Spencer & Locke seems to be one of those comics that was probably born out of a pub conversation. “Hey, what if Calvin grew up and he still talked to Hobbes and they solved crimes together?”
If that was as far as the premise went, Spencer & Locke would have been a good comic. What makes it a *great* comic is the fact that the creators – writer David Pepose, artist Jorge Santiago Jr, colourist Jasen Smith, and letterer Colin Bell – took the spark of that idea and ran with it like they were trying to win a game of Calvinball.
Spencer & Locke tells the story of Locke, a boy who had a less-than-perfect childhood and so retreated into his own fantasies, joined on his adventures by stuffed blue panther, Spencer, who he imagines coming to life in the same way Calvin brought Hobbes to life.
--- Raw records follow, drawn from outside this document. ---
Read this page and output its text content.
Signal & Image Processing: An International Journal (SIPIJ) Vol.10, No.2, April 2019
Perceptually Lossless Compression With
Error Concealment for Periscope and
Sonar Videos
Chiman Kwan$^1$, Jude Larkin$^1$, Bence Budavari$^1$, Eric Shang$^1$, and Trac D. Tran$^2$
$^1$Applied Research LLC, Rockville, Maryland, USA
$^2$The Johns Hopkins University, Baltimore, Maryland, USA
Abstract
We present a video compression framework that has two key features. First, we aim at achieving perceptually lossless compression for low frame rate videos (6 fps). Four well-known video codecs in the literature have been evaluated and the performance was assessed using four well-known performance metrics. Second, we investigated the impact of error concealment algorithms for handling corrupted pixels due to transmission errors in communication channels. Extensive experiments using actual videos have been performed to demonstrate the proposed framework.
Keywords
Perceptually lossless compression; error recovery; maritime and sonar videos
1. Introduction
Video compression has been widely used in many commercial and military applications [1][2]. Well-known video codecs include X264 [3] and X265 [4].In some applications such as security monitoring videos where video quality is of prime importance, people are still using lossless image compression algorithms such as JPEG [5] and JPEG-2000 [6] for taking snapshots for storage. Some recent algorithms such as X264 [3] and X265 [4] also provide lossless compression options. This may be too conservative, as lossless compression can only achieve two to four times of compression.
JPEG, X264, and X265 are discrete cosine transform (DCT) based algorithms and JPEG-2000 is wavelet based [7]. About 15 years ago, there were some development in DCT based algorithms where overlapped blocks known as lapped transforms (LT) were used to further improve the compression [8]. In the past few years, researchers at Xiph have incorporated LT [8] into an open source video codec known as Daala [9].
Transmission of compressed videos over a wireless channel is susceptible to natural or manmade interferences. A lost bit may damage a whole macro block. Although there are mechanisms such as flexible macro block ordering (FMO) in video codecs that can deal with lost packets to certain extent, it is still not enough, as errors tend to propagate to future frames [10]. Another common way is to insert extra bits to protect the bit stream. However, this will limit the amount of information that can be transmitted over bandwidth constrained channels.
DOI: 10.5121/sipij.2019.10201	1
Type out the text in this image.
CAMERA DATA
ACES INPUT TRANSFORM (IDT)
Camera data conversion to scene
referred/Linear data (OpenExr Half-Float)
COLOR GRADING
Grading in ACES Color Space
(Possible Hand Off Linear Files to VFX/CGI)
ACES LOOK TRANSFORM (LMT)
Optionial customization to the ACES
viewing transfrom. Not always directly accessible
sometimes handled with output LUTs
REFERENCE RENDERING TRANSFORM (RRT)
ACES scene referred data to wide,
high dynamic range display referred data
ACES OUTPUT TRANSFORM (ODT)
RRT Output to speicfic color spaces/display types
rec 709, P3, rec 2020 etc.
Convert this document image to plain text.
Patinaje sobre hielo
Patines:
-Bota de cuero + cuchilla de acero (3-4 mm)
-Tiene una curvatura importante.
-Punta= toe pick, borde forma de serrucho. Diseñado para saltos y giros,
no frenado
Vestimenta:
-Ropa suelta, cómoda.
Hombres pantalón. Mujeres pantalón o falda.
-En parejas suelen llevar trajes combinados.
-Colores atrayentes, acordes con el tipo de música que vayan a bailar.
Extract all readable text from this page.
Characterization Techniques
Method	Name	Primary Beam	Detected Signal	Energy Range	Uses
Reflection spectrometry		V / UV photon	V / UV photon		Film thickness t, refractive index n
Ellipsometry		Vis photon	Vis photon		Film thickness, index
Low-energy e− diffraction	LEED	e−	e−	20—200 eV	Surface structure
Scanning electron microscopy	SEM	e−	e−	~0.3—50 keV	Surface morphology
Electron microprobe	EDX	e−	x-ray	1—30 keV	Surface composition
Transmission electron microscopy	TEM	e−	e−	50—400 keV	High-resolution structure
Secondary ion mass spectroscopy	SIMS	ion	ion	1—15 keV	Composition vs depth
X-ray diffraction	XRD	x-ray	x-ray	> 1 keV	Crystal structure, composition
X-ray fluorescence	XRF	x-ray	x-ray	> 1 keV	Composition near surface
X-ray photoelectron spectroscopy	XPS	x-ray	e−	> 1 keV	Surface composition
Except that now, Locke is all grown up and working as a cop, with Spencer as his partner. Think Frank Miller writing a Tracer Bullet story and you’ll get the general idea.
The plot of volume 1 centres on Locke solving the murder of his childhood sweetheart Sophie Jenkins (an ersatz Susie Derkins). During his investigation, he meets with characters that any Calvin & Hobbes fan will instantly recognise as dark versions of teacher Miss Wormwood, babysitter Rosalyn, and bully Moe. More than that, there are clever references to Calvinball, Calvin’s trademark snowmen, the original pair’s wild red wagon rides, and, in one of my favourite issues, we get to see Locke as Rocketman Reynolds, his version of Spaceman Spiff.
There’s more to Spencer & Locke than just clever Calvin & Hobbes references. The story takes a very real, and very dark, look at what would have to happen to a person for him to carry around a stuffed panther as a grown man – and carry on conversations in public with him. Some of the most harrowing panels come from the flashbacks to Locke’s childhood, where the artwork shifts to mimic Bill Watterson‘s trademark style. It’s an effective and impactful artistic choice. We’re used to seeing this style reserved for playful, joyous scenes, and I never thought I’d see it used to depict scenes of rape and murder.
The visuals are rather stupendous throughout the series, and it’s not just the artwork itself. It’s rare for me to comment on the lettering in a review. I think of it like a burger bun – you only ever notice it if it’s really bad or really, really good. And not noticing it at all is a good thing. But in this, the lettering is done in a way that really adds to the overall story, and I felt like giving a shout-out to Colin Bell for his work on it. Locke’s internal monologue appears as if written in a child’s lined notebook, breaking one of the main tenants of good lettering by using both capital and lowercase letters. This then changes to a spacey green-yellow when Locke takes on his Rocketman Reynolds persona. Both of these choices add to the idea that Locke is stunted, a child in a man’s body.
Of course, the rest of the artwork by Santiago and Smith is also brilliant. The scenes in the present are dark, Frank Miller-esque, full of shadows. The action is very kinetic, perhaps best seen in the car chase in Issue 2. I also can’t stop talking about the Rocketman Reynolds scene, where the colours really come into their own.
If there’s one place where the comic fell down for me, it was the character of Augustus Locke, our hero’s father. I would have liked to see a bit more of him. I just felt the part of the ending that involved him didn’t quite stick the landing. And Augustus calling Locke “Locke” also took me out of the story. It could be down to Augustus never appearing in the flashbacks, but I just never got a handle on the animosity between father and son. But really, it’s a minor gripe in an otherwise outstanding book.
If, like me, you grew up reading both Calvin & Hobbes and Frank Miller’s work on Daredevil and Batman, then this is the book for you.